Inspired by the idea of a world teetering between progress and collapse, Warm Digits’ third album combines disparate parts of analogue warmth, Giorgio Moroder-esque electronic exploration and an often beautiful, battering propulsion. Armed with live drums, guitar and electronics, and a few guest vocalists (Field Music’s Peter Brewis, Saint Etienne’s Sarah Cracknell and Devon Sproule), the tracks on ‘Wireless World’ flicker between rich, widescreen ambition and polyrhythmic playfulness.

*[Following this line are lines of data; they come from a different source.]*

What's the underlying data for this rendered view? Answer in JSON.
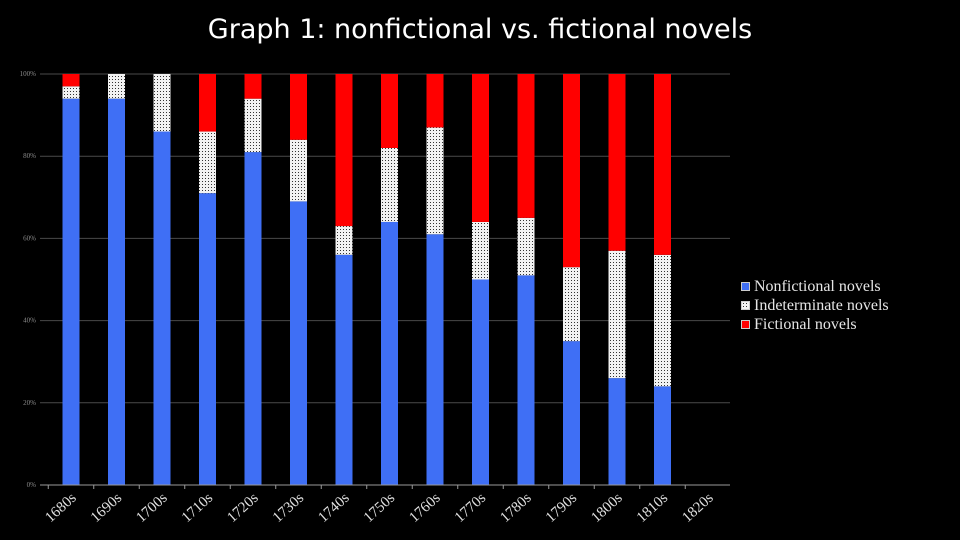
{
  "slide": {
    "title": "Graph 1: nonfictional vs. fictional novels"
  },
  "chart_data": {
    "type": "bar",
    "stacked": true,
    "title": "",
    "xlabel": "",
    "ylabel": "",
    "ylim": [
      0,
      100
    ],
    "y_ticks": [
      "0%",
      "20%",
      "40%",
      "60%",
      "80%",
      "100%"
    ],
    "categories": [
      "1680s",
      "1690s",
      "1700s",
      "1710s",
      "1720s",
      "1730s",
      "1740s",
      "1750s",
      "1760s",
      "1770s",
      "1780s",
      "1790s",
      "1800s",
      "1810s",
      "1820s"
    ],
    "series": [
      {
        "name": "Nonfictional novels",
        "color": "#3f6ff5",
        "pattern": "solid",
        "values": [
          94,
          94,
          86,
          71,
          81,
          69,
          56,
          64,
          61,
          50,
          51,
          35,
          26,
          24,
          null
        ]
      },
      {
        "name": "Indeterminate novels",
        "color": "#ffffff",
        "pattern": "dotted",
        "values": [
          3,
          6,
          14,
          15,
          13,
          15,
          7,
          18,
          26,
          14,
          14,
          18,
          31,
          32,
          null
        ]
      },
      {
        "name": "Fictional novels",
        "color": "#ff0000",
        "pattern": "solid",
        "values": [
          3,
          0,
          0,
          14,
          6,
          16,
          37,
          18,
          13,
          36,
          35,
          47,
          43,
          44,
          null
        ]
      }
    ],
    "grid": true,
    "legend_position": "right"
  }
}
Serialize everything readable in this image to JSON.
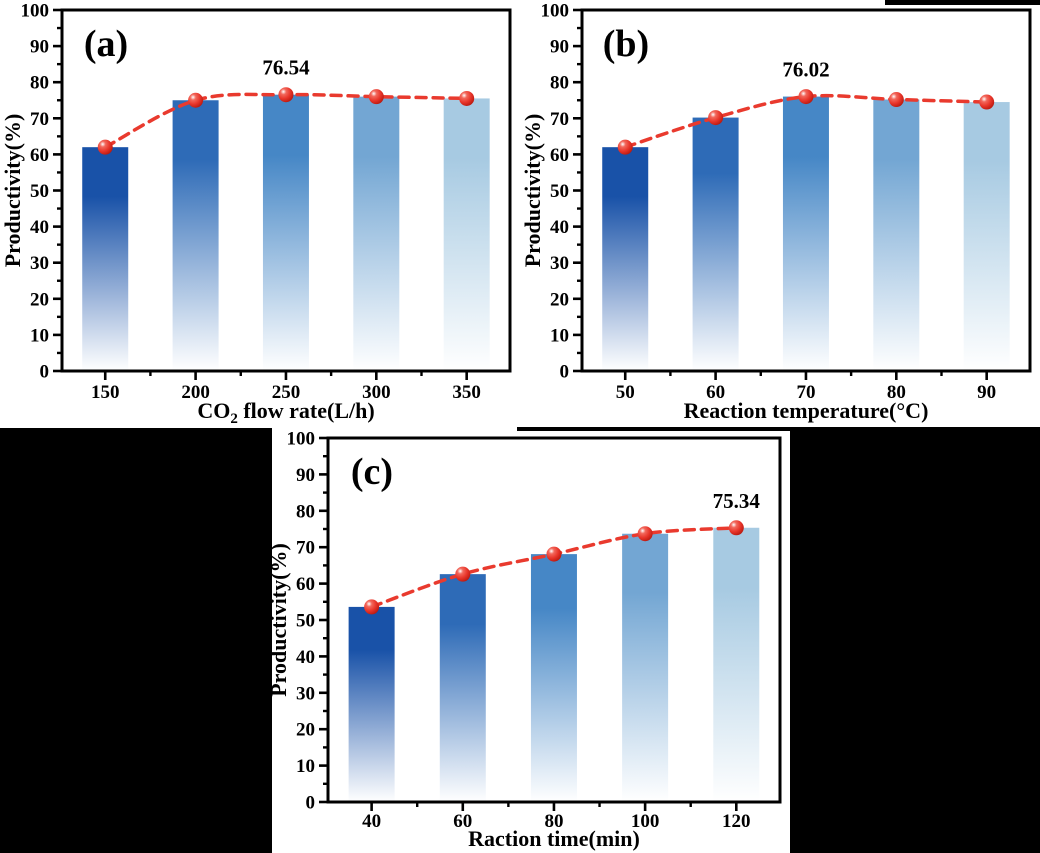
{
  "figure": {
    "background_color": "#000000",
    "panel_background_color": "#ffffff",
    "frame_color": "#000000",
    "text_color": "#000000"
  },
  "colors": {
    "bar_top_colors": [
      "#1952a8",
      "#2e6bb7",
      "#4687c6",
      "#73a6d3",
      "#a7cae2"
    ],
    "bar_bottom_color": "#ffffff",
    "line_color": "#e93a2e",
    "marker_highlight": "#ffffff",
    "marker_mid": "#f2685c",
    "marker_main": "#e8352a",
    "marker_edge": "#a91007"
  },
  "chart_data": [
    {
      "id": "a",
      "type": "bar",
      "panel_label": "(a)",
      "ylabel": "Productivity(%)",
      "xlabel_parts": [
        {
          "text": "CO"
        },
        {
          "text": "2",
          "sub": true
        },
        {
          "text": " flow rate(L/h)"
        }
      ],
      "categories": [
        "150",
        "200",
        "250",
        "300",
        "350"
      ],
      "x": [
        150,
        200,
        250,
        300,
        350
      ],
      "values": [
        62.0,
        75.0,
        76.54,
        76.0,
        75.5
      ],
      "line_overlay_values": [
        62.0,
        75.0,
        76.54,
        76.0,
        75.5
      ],
      "annotation": {
        "text": "76.54",
        "category_index": 2
      },
      "ylim": [
        0,
        100
      ],
      "y_tick_labels": [
        "0",
        "10",
        "20",
        "30",
        "40",
        "50",
        "60",
        "70",
        "80",
        "90",
        "100"
      ],
      "y_minor_step": 5,
      "grid": false,
      "legend": null
    },
    {
      "id": "b",
      "type": "bar",
      "panel_label": "(b)",
      "ylabel": "Productivity(%)",
      "xlabel_parts": [
        {
          "text": "Reaction temperature(°C)"
        }
      ],
      "categories": [
        "50",
        "60",
        "70",
        "80",
        "90"
      ],
      "x": [
        50,
        60,
        70,
        80,
        90
      ],
      "values": [
        62.0,
        70.2,
        76.02,
        75.2,
        74.5
      ],
      "line_overlay_values": [
        62.0,
        70.2,
        76.02,
        75.2,
        74.5
      ],
      "annotation": {
        "text": "76.02",
        "category_index": 2
      },
      "ylim": [
        0,
        100
      ],
      "y_tick_labels": [
        "0",
        "10",
        "20",
        "30",
        "40",
        "50",
        "60",
        "70",
        "80",
        "90",
        "100"
      ],
      "y_minor_step": 5,
      "grid": false,
      "legend": null
    },
    {
      "id": "c",
      "type": "bar",
      "panel_label": "(c)",
      "ylabel": "Productivity(%)",
      "xlabel_parts": [
        {
          "text": "Raction time(min)"
        }
      ],
      "categories": [
        "40",
        "60",
        "80",
        "100",
        "120"
      ],
      "x": [
        40,
        60,
        80,
        100,
        120
      ],
      "values": [
        53.6,
        62.6,
        68.1,
        73.7,
        75.34
      ],
      "line_overlay_values": [
        53.6,
        62.6,
        68.1,
        73.7,
        75.34
      ],
      "annotation": {
        "text": "75.34",
        "category_index": 4
      },
      "ylim": [
        0,
        100
      ],
      "y_tick_labels": [
        "0",
        "10",
        "20",
        "30",
        "40",
        "50",
        "60",
        "70",
        "80",
        "90",
        "100"
      ],
      "y_minor_step": 5,
      "grid": false,
      "legend": null
    }
  ]
}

On ‘Fracking Blackpool’, the Northern duo propel forward with a steady Motorik insistence; on  ‘Always On’ they channel a sub-two minute blast of ‘Tarot Sport’-era Fuck Buttons; on ‘Victims of Geology’ they come alive with a potent blend of guitar angst and electronic complexity that both 65DaysofStatic and Vessels continue to perfect. But in-between the cracks, Cracknell and ‘Growth of Raindrops’ emerge with a burst of blooming M83-inspired shoegaze and Sproule adds some sass on the wonky pop of ‘The Rumble and the Tremor’ to ensure there’s some levity to Warm Digits’ impressive machine funk march.